Nogier claims that various points located on the ear lobe are related to the head, and facial region, those on the scapha are related to the upper limbs, those on the antihelix and antihelix crura to the trunk and lower limbs and those in the concha are related to the internal organs.

==Chinese auricular acupuncture==

"Auricular acupuncture therapy is an important part of Traditional Chinese Medicine (TCM), which is ascribed to a kind of micro-needle system. It has been considered to be a valuable asset in the treasure house of Chinese medicine". There are many Chinese medical classics that have the inclusion of Auricular points to treat illness as defined by Chinese medical theory. It was not until the French neurologist Paul Nogier systematically referenced and chartered the points of the ear in the late 1950s. This treatment was extensively researched, developed, and practiced as a modality in East Asia and the West.

== Criticism ==
A controlled crossover study of 36 patients failed to find any difference between the two experiments. The study concluded that auriculotherapy is not an effective therapeutic procedure for chronic pain.

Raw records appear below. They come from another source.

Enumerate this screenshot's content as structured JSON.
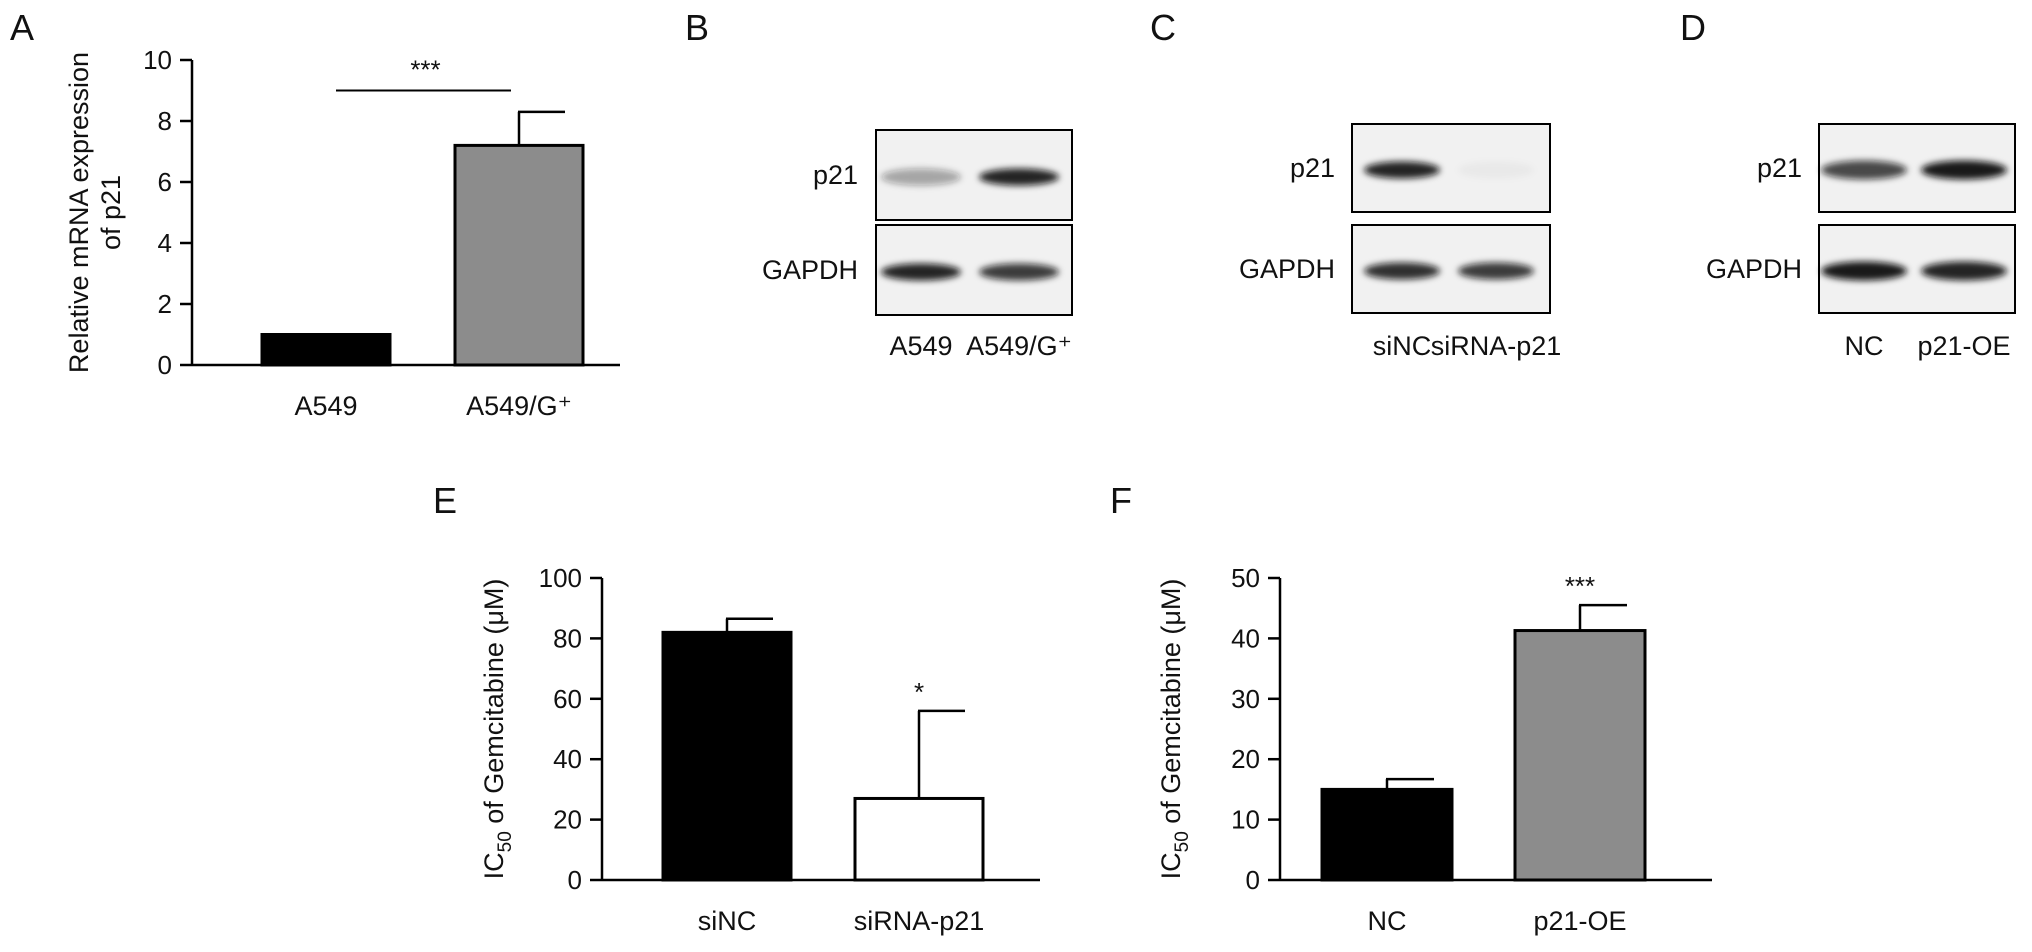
{
  "colors": {
    "black": "#000000",
    "gray": "#8c8c8c",
    "white": "#ffffff",
    "blot_bg": "#f1f1f1",
    "blot_bg_dark": "#e2e2e2"
  },
  "chart_data": [
    {
      "panel": "A",
      "type": "bar",
      "categories": [
        "A549",
        "A549/G⁺"
      ],
      "series": [
        {
          "values": [
            1.0,
            7.2
          ],
          "errors": [
            0,
            1.1
          ],
          "colors": [
            "#000000",
            "#8c8c8c"
          ]
        }
      ],
      "ylabel_lines": [
        "Relative mRNA expression",
        "of p21"
      ],
      "ylim": [
        0,
        10
      ],
      "yticks": [
        0,
        2,
        4,
        6,
        8,
        10
      ],
      "significance": {
        "label": "***",
        "type": "bracket"
      },
      "grid": false
    },
    {
      "panel": "E",
      "type": "bar",
      "categories": [
        "siNC",
        "siRNA-p21"
      ],
      "series": [
        {
          "values": [
            82,
            27
          ],
          "errors": [
            4.5,
            29
          ],
          "colors": [
            "#000000",
            "#ffffff"
          ]
        }
      ],
      "ylabel_parts": [
        "IC",
        "50",
        " of Gemcitabine (μM)"
      ],
      "ylim": [
        0,
        100
      ],
      "yticks": [
        0,
        20,
        40,
        60,
        80,
        100
      ],
      "significance": {
        "label": "*",
        "type": "above-bar",
        "bar_index": 1
      },
      "grid": false
    },
    {
      "panel": "F",
      "type": "bar",
      "categories": [
        "NC",
        "p21-OE"
      ],
      "series": [
        {
          "values": [
            15,
            41.3
          ],
          "errors": [
            1.7,
            4.2
          ],
          "colors": [
            "#000000",
            "#8c8c8c"
          ]
        }
      ],
      "ylabel_parts": [
        "IC",
        "50",
        " of Gemcitabine (μM)"
      ],
      "ylim": [
        0,
        50
      ],
      "yticks": [
        0,
        10,
        20,
        30,
        40,
        50
      ],
      "significance": {
        "label": "***",
        "type": "above-bar",
        "bar_index": 1
      },
      "grid": false
    }
  ],
  "blots": [
    {
      "panel": "B",
      "rows": [
        "p21",
        "GAPDH"
      ],
      "lanes": [
        "A549",
        "A549/G⁺"
      ],
      "band_intensity": [
        [
          0.35,
          0.9
        ],
        [
          0.9,
          0.8
        ]
      ]
    },
    {
      "panel": "C",
      "rows": [
        "p21",
        "GAPDH"
      ],
      "lanes": [
        "siNC",
        "siRNA-p21"
      ],
      "band_intensity": [
        [
          0.9,
          0.03
        ],
        [
          0.85,
          0.8
        ]
      ]
    },
    {
      "panel": "D",
      "rows": [
        "p21",
        "GAPDH"
      ],
      "lanes": [
        "NC",
        "p21-OE"
      ],
      "band_intensity": [
        [
          0.75,
          0.95
        ],
        [
          0.95,
          0.9
        ]
      ]
    }
  ]
}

The first experiment compared the effects of stimulation of auriculotherapy points versus control points. A second experiment compared the stimulation of these points with a placebo control of no stimulation. Using the McGill Pain Questionnaire, pain was not decreased at the points compared to the controls. Patients' reports of pain relief after auriculotherapy are due to placebo effects.

Also, during electrical stimulation, patients sometimes reported new pain in an unrelated body part. These referred sensations reinforce the pain relief produced by the placebo effect and may be part of why the belief in auriculotherapy persists.